Thursday, October 23, 2008

Today is hard…

Today is hard, because yesterday was wonderful. Today is hard, because tomorrow is in front of me like a big, dark cloud.

I have no idea who is really reading this blog, but I do hear from many folks who say that they do. We’ve tried to keep it upbeat through this process, but maybe that’s not fair. Cancer sucks. Every day is not going to be good…

I woke up yesterday with a pretty clear mind and spent the day sorting through paperwork, organizing bills and trying to “get a grip” on this whole process logistically. Basic stuff, like “how much is this really going to cost me each time I go to the hospital”?? I had this whole idea that maybe I should delay treatments for a while – maybe it made sense “financially” to wait until the first of the year? I called my insurance company (always a joy), and all the “helpful contacts from MDA” with lists of questions for each of them – it was suddenly so important for me to know specifics –– Reality is that my insurance is fine and there is no logical reason financially to wait… but really I was only desperately looking for a “way out”.

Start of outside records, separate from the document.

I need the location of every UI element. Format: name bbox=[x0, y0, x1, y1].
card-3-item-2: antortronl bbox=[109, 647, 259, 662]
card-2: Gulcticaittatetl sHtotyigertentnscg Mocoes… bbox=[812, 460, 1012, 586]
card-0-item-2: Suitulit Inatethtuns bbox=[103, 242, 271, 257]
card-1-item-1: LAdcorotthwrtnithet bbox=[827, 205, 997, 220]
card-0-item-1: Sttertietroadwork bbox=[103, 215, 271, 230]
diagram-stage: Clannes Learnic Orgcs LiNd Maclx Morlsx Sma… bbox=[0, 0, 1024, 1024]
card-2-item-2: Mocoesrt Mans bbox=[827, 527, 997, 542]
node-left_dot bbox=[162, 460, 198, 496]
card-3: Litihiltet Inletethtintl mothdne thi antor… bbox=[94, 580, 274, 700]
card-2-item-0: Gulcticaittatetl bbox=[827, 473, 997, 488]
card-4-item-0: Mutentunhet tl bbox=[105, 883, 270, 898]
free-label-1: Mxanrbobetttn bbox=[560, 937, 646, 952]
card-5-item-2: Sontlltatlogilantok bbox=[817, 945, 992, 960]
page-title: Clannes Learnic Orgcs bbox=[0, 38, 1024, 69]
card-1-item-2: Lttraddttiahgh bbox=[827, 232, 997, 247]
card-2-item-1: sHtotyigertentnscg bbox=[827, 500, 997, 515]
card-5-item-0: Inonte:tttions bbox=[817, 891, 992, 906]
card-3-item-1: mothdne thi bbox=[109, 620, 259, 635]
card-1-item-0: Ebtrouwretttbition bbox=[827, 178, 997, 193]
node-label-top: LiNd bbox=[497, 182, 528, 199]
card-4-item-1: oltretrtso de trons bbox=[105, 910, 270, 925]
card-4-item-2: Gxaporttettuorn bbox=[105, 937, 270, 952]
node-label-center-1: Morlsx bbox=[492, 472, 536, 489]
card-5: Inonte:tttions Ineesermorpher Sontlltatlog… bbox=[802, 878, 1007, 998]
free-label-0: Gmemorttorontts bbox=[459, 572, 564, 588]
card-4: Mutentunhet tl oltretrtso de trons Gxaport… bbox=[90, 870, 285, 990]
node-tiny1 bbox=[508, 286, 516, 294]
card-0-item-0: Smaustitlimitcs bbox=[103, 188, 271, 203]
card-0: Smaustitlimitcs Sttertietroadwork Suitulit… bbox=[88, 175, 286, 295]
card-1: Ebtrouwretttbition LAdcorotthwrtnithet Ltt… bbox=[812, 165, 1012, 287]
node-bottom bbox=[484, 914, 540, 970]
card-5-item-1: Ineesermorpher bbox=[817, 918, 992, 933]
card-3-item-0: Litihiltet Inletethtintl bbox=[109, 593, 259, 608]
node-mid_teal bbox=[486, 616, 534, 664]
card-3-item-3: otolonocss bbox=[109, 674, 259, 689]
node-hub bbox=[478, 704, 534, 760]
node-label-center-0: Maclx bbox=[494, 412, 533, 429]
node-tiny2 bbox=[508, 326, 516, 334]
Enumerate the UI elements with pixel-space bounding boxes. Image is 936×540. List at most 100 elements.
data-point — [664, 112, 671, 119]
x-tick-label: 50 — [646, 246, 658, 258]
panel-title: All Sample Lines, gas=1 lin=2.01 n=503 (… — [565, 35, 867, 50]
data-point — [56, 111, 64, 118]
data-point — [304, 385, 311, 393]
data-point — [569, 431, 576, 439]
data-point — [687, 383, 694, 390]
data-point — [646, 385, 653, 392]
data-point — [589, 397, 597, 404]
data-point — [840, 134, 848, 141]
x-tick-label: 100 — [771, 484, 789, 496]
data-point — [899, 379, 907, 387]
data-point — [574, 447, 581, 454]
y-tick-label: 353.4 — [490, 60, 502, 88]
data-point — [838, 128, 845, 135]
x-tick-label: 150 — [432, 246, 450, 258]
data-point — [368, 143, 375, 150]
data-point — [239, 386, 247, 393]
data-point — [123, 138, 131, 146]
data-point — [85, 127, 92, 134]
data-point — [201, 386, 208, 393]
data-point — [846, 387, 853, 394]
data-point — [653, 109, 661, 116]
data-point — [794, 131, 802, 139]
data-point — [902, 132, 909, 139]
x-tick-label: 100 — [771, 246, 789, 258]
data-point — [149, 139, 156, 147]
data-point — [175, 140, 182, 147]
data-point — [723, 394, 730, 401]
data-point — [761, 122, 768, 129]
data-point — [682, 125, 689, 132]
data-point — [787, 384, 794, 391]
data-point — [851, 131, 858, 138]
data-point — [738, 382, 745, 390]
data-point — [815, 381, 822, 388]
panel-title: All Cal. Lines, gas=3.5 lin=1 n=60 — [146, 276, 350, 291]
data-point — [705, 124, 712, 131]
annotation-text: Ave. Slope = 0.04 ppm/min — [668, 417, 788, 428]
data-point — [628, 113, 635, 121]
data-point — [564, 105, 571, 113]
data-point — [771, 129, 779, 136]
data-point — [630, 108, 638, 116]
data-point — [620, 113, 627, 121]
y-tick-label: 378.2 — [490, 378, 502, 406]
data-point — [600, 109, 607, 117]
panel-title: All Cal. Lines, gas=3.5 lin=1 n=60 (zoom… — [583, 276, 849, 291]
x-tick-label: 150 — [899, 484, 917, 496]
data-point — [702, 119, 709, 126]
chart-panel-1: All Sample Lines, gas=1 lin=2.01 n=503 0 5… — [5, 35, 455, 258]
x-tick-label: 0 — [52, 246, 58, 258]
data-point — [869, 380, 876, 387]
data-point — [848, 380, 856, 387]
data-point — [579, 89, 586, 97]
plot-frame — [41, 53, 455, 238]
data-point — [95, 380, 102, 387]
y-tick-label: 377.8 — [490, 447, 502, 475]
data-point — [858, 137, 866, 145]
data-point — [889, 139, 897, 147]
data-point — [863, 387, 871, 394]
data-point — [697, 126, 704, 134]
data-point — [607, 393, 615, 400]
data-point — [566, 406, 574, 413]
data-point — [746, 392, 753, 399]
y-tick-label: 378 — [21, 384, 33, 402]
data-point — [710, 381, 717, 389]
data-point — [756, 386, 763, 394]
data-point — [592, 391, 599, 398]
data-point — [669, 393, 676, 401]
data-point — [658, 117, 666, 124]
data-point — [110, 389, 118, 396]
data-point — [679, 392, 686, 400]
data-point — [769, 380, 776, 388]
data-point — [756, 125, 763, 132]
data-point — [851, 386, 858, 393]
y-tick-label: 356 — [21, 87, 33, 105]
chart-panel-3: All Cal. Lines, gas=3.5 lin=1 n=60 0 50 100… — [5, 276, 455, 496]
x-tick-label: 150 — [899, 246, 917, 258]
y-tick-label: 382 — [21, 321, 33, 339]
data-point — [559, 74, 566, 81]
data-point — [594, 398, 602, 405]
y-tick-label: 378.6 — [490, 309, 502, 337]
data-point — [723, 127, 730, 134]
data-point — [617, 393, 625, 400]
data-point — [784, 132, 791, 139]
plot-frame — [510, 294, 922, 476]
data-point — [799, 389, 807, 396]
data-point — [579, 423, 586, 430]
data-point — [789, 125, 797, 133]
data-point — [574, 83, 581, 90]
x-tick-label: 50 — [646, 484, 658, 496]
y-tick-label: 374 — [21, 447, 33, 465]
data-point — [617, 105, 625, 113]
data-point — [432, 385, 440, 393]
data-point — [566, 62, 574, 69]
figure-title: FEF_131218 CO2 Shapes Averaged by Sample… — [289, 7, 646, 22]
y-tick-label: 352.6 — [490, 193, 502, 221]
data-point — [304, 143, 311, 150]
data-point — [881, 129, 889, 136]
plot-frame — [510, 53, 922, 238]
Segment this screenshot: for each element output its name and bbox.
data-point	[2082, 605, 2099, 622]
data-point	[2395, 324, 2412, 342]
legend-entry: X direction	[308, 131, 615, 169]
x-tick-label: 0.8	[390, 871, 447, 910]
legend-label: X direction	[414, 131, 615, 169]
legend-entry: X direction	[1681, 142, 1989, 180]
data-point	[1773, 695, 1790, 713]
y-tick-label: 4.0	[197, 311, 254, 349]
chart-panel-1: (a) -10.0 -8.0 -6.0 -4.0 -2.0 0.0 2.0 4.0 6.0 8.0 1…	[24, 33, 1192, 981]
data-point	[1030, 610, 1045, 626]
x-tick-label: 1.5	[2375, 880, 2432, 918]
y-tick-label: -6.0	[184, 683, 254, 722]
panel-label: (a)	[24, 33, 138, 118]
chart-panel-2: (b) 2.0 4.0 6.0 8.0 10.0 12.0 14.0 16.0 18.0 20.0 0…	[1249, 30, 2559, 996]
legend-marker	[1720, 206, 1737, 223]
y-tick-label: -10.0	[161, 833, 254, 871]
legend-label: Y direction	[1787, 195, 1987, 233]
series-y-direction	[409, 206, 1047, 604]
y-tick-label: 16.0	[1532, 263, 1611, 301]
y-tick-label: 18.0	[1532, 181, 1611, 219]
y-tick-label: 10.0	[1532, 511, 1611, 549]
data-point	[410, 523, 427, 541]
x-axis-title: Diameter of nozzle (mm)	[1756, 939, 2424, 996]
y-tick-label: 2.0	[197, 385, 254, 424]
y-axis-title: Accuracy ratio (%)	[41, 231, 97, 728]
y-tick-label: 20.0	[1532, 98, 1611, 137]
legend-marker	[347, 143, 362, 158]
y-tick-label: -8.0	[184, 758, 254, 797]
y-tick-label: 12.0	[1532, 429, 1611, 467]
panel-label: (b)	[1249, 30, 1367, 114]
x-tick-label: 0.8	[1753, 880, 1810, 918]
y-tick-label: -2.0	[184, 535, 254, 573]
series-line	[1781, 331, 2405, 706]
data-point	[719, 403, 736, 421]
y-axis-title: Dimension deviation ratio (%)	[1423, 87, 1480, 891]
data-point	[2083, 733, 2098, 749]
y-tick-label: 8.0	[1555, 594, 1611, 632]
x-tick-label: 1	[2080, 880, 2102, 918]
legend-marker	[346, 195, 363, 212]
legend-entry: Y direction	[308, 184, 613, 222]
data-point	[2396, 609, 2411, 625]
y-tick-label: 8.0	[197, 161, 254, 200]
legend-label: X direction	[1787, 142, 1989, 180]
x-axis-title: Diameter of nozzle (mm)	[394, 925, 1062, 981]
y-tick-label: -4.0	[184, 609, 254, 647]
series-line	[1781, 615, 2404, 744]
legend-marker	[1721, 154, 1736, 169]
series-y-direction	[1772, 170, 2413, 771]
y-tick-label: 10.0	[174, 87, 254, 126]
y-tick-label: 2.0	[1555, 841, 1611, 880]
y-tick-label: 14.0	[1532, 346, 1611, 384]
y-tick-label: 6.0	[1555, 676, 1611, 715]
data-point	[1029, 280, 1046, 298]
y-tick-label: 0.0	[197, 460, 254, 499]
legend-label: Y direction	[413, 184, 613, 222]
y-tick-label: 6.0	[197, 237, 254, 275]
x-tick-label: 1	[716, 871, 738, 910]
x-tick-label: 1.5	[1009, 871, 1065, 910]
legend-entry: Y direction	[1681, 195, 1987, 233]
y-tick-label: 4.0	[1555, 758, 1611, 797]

There is so much that I don’t know about what’s about to happen to me and it all starts tomorrow - any idea that I might have some control over this process will be gone when I check in tomorrow morning. OK – that may sound a little melodramatic, even for me… but hey, this is MY blog! J

The truth is.. that IS how it feels - like I’ve lost all control. I don’t want any of this… I don’t want cancer, or doctors, or even medicine.

Tomorrow they will insert a long catheter into my vein with a “quick connect” that will stay in place for the next six months. The good news is that they won’t have to continually be looking for a vein to draw blood or for an IV – just go right in through the connection. I’ll be at the hospital from 9am until after 7pm - from 3:30 on I’ll be juicing up on chemo, and will leave with a pump that will continue for two days. I go back on Sunday to have the pump removed and then wait two weeks to do it all over again.

Frankly the whole idea is so foreign and freaky that I couldn’t even sleep last night and I sat and cried with my morning coffee. I know that sounds horribly full of self-pity.. but that’s not really accurate either. I just needed to cry.

I am so very thankful for a huge, wonderful support group. I know that cancer research has come a very long way and that there are many of YOU who are survivors and have already been through this whole process.

I guess I just had to have my moment - To let all my loved ones know that they are needed and appreciated… especially on days like today.

Mucho love,
Sia

1 comment:

Unknown said...

Delayed hug! I remember when I was about to have Shaney. I started crying in my hospital room and a nurse came in. She sat on my bed and squeezed my hand. I told her I was so scared and she reminded me that millions of women before me have given birth. It helped and I felt forever linked to the universe of motherhood. You are now linked by this shared experience with millions who have walked this path. Much Lola love!